Bu konuda yapılan birçok akademik çalışma, çocukların izledikleri içerikler aracılığıyla davranış biçimlerini ve düşünce kalıplarını da öğrendiğini gösteriyor. Günümüzde çocukların karşısına çıkan içeriklerin sayısı ve çeşitliliği oldukça fazla. Bu yüzden ebeveynlerin, çocuklarının ekran karşısında geçirdiği zamanı yalnızca süre olarak değil, nitelik açısından da değerlendirmesi gerekiyor. Ekranla etkileşimde bulundukları süre boyunca ruhen ve zihnen olumlu beslenecekleri, yaşlarına uygun ve çocuk odaklı içeriklerle karşılaşmaları önemli. Özellikle ilk 8 yıl ebeveynlerin bu süreci yönlendirmesi ve çocuklarını kaliteli içeriklerle buluşturması kritik bir rol oynuyor. Ben öncelikle akıllı işaretleri okumayı tavsiye ediyorum. Okumayı öğrenmeden önce çocuklar zaten logo okuma becerisi kazanıyorlar. Bu akıllı işaret logolarıyla kendi yaş gruplarına uygun içerikleri seçebilirler. Bazen okul öncesi yaştaki çocuklarla akıllı işaretler atölyesi yapıyorum ve çok güzel geri bildirimler alıyorum. Atölye sonrası çocuklar ailelerini uyarmaya başlıyorlarmış, "Anne/baba bu benim yaşıma uygun değil, bunu kapat" diyorlarmış. İkinci olarak da ebeveyn ve çocuğun birlikte ekran başına oturması çok kıymetli. Birlikte izlerken durdurup film üzerine konuşmak, "Böyle davranması doğru mu?", "Başkarakterimiz böyle davranmasaydı filmin sonu nasıl olabilirdi?" gibi sorular pasif izleyici olmaktan çıkarıp çocuğu aktif izleyici olmaya itiyor.
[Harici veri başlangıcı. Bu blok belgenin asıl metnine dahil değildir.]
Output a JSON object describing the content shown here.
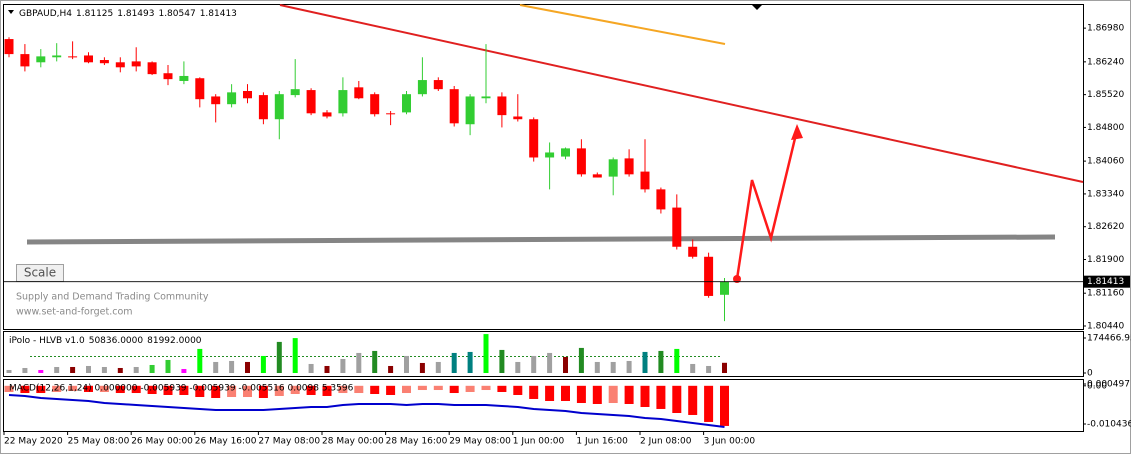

Bunu ne kadar sık yaparsak çocuklarımız yalnız başına bir şey izlerken de kendilerine bu soruları sormaya başlayacaklar. Bu nedenle birlikte ekran zamanı çok önemli. İnternet kullanımıyla ilgili olarak da ebeveynler, 8 yaş öncesi çocukların eline tablet veya telefon verip sınırsız tıklama yapmalarına ortam hazırlamasınlar. Yani mesele izin vermeme meselesine bile gelmesin. Sonrasında da internet kullanımı için aile filtreleri kullansınlar. İnternet sağlayıcıları da GSM operatörleri de internet güvenliği konusunda ücretli ve ücretsiz hizmetler veriyorlar. Ne yazık ki, bu hizmetler çok bilinmiyor ama en azından bunlarla başlamak iyi olacaktır diye düşünüyorum. Çeşitli güvenlik önlemleri alındıktan sonra da çocukları medya içeriklerini eleştirel bir gözle değerlendirebilen bireyler
hâline getirmeye odaklanmak gerek. Onlara sadece "pasif izleyici/tüketici" olmayı değil, izledikleri içerikleri yorumlamayı ve sorgulamayı öğretmek, bilinçli bireyler olarak büyümelerini sağlayacaktır.